Interesting comment:

http://www.mylot.com/w/discussions/2343758.aspx





The people who use profanity in conversation are often found to be frustrated in their personal lives. There is a universal theory for conversation. People usually talk about the things they think about the most. If you are a musician, you will talk more often about music and you will be bored with people who don't understand much about music. If you are a physicist, it is quite expected that you will feel more comfortable with people who are attracted to physics. Now the people who have expertise in something unknowingly avoid profanity while talking about their field. This is because of the devotion. Yes, devotion, quite surprisingly eliminates the need for profanity. It suggests that you are actually enjoying the conversation to the highest level possible. People who use profanity in every occasion never enjoy any conversation. As they have nothing concrete to say, they try to draw attention with those strong words. Talk to them about something that interests them and they will totally avoid profanity. The other factor that plays a role here is the environment the person belongs to. Sometimes environment forces you to choose words that may sound rude to others. But the ultimate choice is always up to you. That is, you are free to choose your language. Accomplishments often eliminates profanity and all similar rough features from a man and then transforms him into a pleasant and amicable personality.





Another comment:

http://answerit.news24.com/Question/Question.aspx?QuestionID=30427



Language that was once considered crude and offensive has become an accepted part of everyday conversation. The use of profanity has been described as an attempt by a lazy and ignorant mind to express itself forcefully. Others have called profanity the refuge of the witless.

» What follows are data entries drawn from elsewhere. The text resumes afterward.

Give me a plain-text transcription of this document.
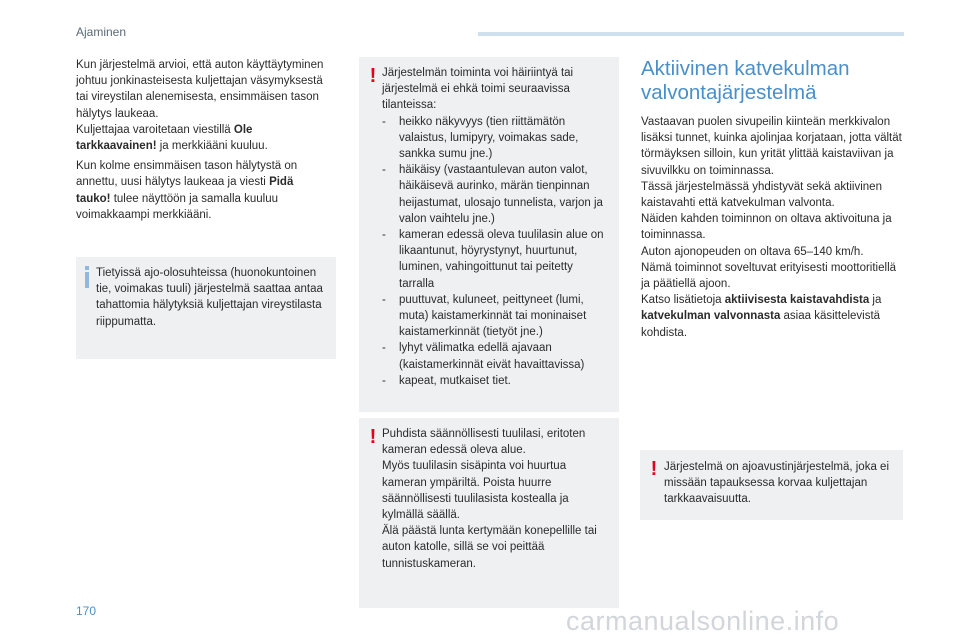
Ajaminen

Kun järjestelmä arvioi, että auton käyttäytyminen johtuu jonkinasteisesta kuljettajan väsymyksestä tai vireystilan alenemisesta, ensimmäisen tason hälytys laukeaa.

Kuljettajaa varoitetaan viestillä Ole tarkkaavainen! ja merkkiääni kuuluu.

Kun kolme ensimmäisen tason hälytystä on annettu, uusi hälytys laukeaa ja viesti Pidä tauko! tulee näyttöön ja samalla kuuluu voimakkaampi merkkiääni.

Tietyissä ajo-olosuhteissa (huonokuntoinen tie, voimakas tuuli) järjestelmä saattaa antaa tahattomia hälytyksiä kuljettajan vireystilasta riippumatta.

! Järjestelmän toiminta voi häiriintyä tai järjestelmä ei ehkä toimi seuraavissa tilanteissa:

- heikko näkyvyys (tien riittämätön valaistus, lumipyry, voimakas sade, sankka sumu jne.)
- häikäisy (vastaantulevan auton valot, häikäisevä aurinko, märän tienpinnan heijastumat, ulosajo tunnelista, varjon ja valon vaihtelu jne.)
- kameran edessä oleva tuulilasin alue on likaantunut, höyrystynyt, huurtunut, luminen, vahingoittunut tai peitetty tarralla
- puuttuvat, kuluneet, peittyneet (lumi, muta) kaistamerkinnät tai moninaiset kaistamerkinnät (tietyöt jne.)
- lyhyt välimatka edellä ajavaan (kaistamerkinnät eivät havaittavissa)
- kapeat, mutkaiset tiet.
! Puhdista säännöllisesti tuulilasi, eritoten kameran edessä oleva alue.

Myös tuulilasin sisäpinta voi huurtua kameran ympäriltä. Poista huurre säännöllisesti tuulilasista kostealla ja kylmällä säällä.

Älä päästä lunta kertymään konepellille tai auton katolle, sillä se voi peittää tunnistuskameran.

Aktiivinen katvekulman valvontajärjestelmä

Vastaavan puolen sivupeilin kiinteän merkkivalon lisäksi tunnet, kuinka ajolinjaa korjataan, jotta vältät törmäyksen silloin, kun yrität ylittää kaistaviivan ja sivuvilkku on toiminnassa.

Tässä järjestelmässä yhdistyvät sekä aktiivinen kaistavahti että katvekulman valvonta.

Näiden kahden toiminnon on oltava aktivoituna ja toiminnassa.

Auton ajonopeuden on oltava 65–140 km/h.

Nämä toiminnot soveltuvat erityisesti moottoritiellä ja päätiellä ajoon.

Katso lisätietoja aktiivisesta kaistavahdista ja katvekulman valvonnasta asiaa käsittelevistä kohdista.

! Järjestelmä on ajoavustinjärjestelmä, joka ei missään tapauksessa korvaa kuljettajan tarkkaavaisuutta.

170	carmanualsonline.info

People who have such a poor command of the language that they are unable to express themselves effectively often rely on profanity to impress and shock others. Above all else, profanity is an expression of disrespect for the hearers. In our attempt to instill self-esteem, we have lost the proper esteem for others. Those who choose to use profanity are showing an immature disregard for anyone but themselves. No matter how important or valuable their ideas may be, when they are surrounded by verbal pornography, any hope of honest communication is destroyed. Freedom of speech does not remove the responsibility for that speech. The person who speaks is responsible for the impact his words produce. And one more thing to consider — the words we choose to use reveal the kind of person we are. A person who is willing to use coarse, base, and offensive words, in public or in private, is a person whose character should be seriously questioned. Men and women of character learn to express their ideas in words that are both powerful and respectful in order to influence others for good.



What offends me the most and I don't want to hear or see it written is a four letter word that starts with a "c".